Besides the reduction, Muhammad said he and others were paid in bits which made most of them not able to manage and monitor the inflow while some have not got part of their payment. 

“They suffered us seriously because they did not release the money in full, they released it bit by bit,” he claimed.

” Please sir, help us, please help us find out what happened to the rest of the $3,000,” he pleaded with The ICIR

However, while many were paid in Muhammad’s group, The ICIR understands that about 6 persons have not been paid. Out of the 6, three can not be located while the cases of the remaining three have been pushed before Pfizer for compensation.
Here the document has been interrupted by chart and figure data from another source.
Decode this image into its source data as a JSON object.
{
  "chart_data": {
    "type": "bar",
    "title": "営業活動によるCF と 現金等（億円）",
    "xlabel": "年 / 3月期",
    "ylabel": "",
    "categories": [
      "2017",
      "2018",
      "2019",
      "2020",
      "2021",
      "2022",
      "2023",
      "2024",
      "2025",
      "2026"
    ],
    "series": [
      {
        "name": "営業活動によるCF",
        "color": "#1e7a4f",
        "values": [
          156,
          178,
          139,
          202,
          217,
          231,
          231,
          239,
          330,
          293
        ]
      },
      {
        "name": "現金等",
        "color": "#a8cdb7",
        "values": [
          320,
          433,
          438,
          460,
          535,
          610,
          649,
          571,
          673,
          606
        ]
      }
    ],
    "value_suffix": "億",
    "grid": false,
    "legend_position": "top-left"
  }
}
Maisikeli Mustapha, the chairman of the sister group, KTVA, declined to speak to The ICIR. He explained that one of the payment clauses they signed with Pfizer was not to speak about the matter with the press. 

The copy of the document sighted by this reporter showed that violation of this may result in another legal battle between an erring party or victim and the pharmaceutical company. 

Victims were paid as stipulated- Pfizer

Nelson Uzuegbu, a lawyer and the representative of Anthony Idibe, Kano State Pfizer representative, told The ICIR in an interview that all the victims who have come forward have been paid. 

“To the best of my knowledge, all those who put in a claim have been paid, remaining just a few who have not come forward, because maybe they are not aware or they lost track of what is happening. I am not sure of the exact number but there are few, perhaps 3, 4, 5,” Uzuegbu said.



He denied any engagement that stipulated $10,000 for media invited claimants and $25,000 for KTVA. 

In another response, Nelson wrote to The ICIR that his firm (Nelson Uzuegbu & co) did not take part in the negotiations and making of an agreement between the Kano State government and relevant parties.




     

     

    “Each party or set of parties was represented by senior counsel who ensured that obligations to their client were fully discharged and in strict terms”. 

    Nelson added that each party and its counsel in the Trovan Trial Case are “bound by confidentiality clauses in the settlement which they must adhere to. They have neither waived the said clause nor empower me to speak for them”.

    However, O’Neill Lisa Margaret, Pfizer’s Global Media Relations Director for Europe, Middle East and Africa, in response to an email enquiry from The ICIR, said that the company “has met all of its obligations under these and successive agreements, which did not include any admission of liability by the company”.

    “There have been multiple opportunities under the settlements spanning seven years for people with legitimate claims to submit the required information, including to an independent trust in Nigeria that was created to evaluate claims. All of those who have done so and who were verified as proper claimants have been paid. These matters were fully and finally resolved in 2016,” she explained.